Democrats have had their share of political hacks and cronies, but Republicans have made an art of cashing in on government service through sweetheart deals for their former companies (think of Dick Cheney's stock options with Halliburton), and cushy jobs and lobbying gigs when they leave office. And the GOP has taken the lead in resisting all attempts to prevent such conflicts of interest.
The cynicism has been fueled, finally, by repeated Republican threats to bring the whole government to a grinding halt -- from Newt Gingrich and fellow House Republicans' shutdowns in the 1990s to John Boehner and companies' near assault on the full faith and credit of the United States government months ago. When the whole process of governing becomes bitterly partisan and rancorous -- when common ground is unreachable because one side won't budge -- government looks like a cruel game.
By mid-August, 2011, the public's view of Congress had reached an all-time low of barely 13 percent, and disapproval at an historic high of 84 percent. Viewed in narrow terms, this is bad news for all incumbents, Republican as well as Democrat. But viewed more broadly in terms of the larger Republican strategy of mass cynicism, it advances the right-wing agenda.
Back to that summer more than four decades ago when I worked in Robert Kennedy's senate office. There was no doubt in my mind I'd devote part of my adult life to public service. It wasn't so much that I trusted government -- the Vietnam War had already tapped a cynical vein -- as that I looked to government as the major instrument of positive social change in America.
I was not alone. The Civil Rights and Voting Rights acts, Medicare, an American landing on the moon -- and before that an interstate highway system, expansion of higher education, GI Bill -- and before that, The New Deal and World War II -- all had engraved in the public's mind the sense that government was something to be proud of, an entity that we could rely on when times got tough.

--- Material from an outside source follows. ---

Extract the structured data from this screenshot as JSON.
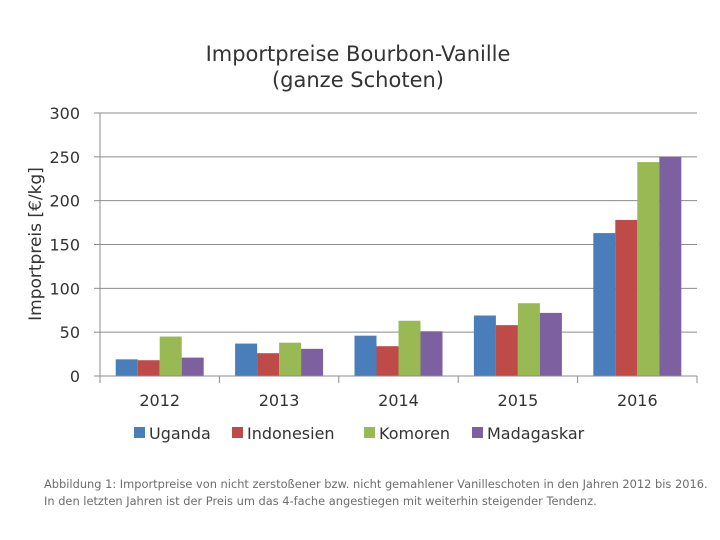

Times are tough again, but the Weapon of Mass Cynicism has convinced most Americans they can't rely on government to help them out now. The nation is even entertaining the possibility of cutting Medicare and Medicaid, college aid, food stamps, Head Start. Perry calls Social Security a Ponzi scheme, and many are ready to believe him.
But if we can't trust government at a time like this, whom can we trust? Corporations? Wall Street? Bill Gates and Warren Buffett?
Or is each of us now simply on our own?